Tomboy aviatrix breaks three marks

February 11, 1929

LOS ANGELES, Feb. 11, 1929 (UP) - Miss Bobby Trout, 18-year-old "Tomboy," who took up flying to avoid dishwashing, broke three world's aviation records here today.

She established a new women's endurance mark of 17 hours 5 minutes and 37 seconds, and in doing so completed more hours of continuous flight than any woman before her, and drove a 60-horsepower heavier-than-air craft on a longer sustained trip than any man or woman.

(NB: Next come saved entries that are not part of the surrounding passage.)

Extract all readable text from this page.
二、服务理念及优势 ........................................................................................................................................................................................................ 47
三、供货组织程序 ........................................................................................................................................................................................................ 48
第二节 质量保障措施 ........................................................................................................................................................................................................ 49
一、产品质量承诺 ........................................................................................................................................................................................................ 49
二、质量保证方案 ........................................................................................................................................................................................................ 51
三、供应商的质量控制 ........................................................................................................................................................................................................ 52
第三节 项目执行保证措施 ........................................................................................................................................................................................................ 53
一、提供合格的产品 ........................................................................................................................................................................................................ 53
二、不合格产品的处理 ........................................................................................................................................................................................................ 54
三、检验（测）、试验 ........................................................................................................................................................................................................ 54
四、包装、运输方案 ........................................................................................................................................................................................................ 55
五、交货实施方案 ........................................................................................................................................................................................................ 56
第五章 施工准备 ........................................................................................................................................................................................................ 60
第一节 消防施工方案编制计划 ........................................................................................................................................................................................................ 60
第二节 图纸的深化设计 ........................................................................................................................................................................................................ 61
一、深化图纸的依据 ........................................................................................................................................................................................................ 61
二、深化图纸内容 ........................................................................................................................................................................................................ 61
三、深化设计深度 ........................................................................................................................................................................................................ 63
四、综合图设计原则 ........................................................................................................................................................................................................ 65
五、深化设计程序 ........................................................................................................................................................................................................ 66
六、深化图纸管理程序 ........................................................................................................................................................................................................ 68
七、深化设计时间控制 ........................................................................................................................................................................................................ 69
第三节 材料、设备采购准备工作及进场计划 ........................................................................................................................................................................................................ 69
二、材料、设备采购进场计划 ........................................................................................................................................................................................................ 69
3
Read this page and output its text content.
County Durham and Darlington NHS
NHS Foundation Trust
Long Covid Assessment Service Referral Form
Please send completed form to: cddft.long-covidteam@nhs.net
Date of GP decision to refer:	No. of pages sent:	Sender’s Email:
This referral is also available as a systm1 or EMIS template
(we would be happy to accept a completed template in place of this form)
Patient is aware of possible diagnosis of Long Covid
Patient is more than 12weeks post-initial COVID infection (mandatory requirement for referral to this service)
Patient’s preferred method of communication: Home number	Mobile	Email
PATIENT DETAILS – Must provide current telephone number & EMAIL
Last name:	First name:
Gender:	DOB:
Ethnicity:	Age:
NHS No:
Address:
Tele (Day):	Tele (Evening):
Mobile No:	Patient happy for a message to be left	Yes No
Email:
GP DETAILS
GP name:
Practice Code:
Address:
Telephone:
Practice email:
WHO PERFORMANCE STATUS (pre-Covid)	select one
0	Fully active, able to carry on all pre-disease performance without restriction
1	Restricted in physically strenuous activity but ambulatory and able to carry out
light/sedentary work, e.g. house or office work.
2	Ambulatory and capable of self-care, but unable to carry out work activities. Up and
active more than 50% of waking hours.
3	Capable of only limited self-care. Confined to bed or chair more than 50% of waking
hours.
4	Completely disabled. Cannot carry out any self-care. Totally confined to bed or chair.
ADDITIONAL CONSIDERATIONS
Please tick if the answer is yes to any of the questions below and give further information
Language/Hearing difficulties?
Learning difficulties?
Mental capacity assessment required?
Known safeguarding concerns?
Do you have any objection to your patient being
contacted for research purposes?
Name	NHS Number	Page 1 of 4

The aviatrix landed her Golden Eagle monoplane at Mines field at 10:16:22 a.m. today, having piloted it over a triangular course since 5:10:45 p.m. yesterday.

Twelve hours of the time she was in the air she was flying in darkness. The best previous night-flying time for a woman was eight hours.

The distance Miss Trout traveled could not be announced officially for some time, but it was regarded as certain that she broke the previous 932-mile mark for a 60-horsepower plane.

Miss Trout appeared in good condition, despite the long grind of the flight.

"I was pretty tired last night," she said. "I guess it was a good thing it was cold as the devil at 5,000 feet, or I'd probably gone to sleep."

She made an expert, although almost a dead stick landing, when she touched Mines field. The 80 gallons of gasoline she carried had been almost entirely consumed.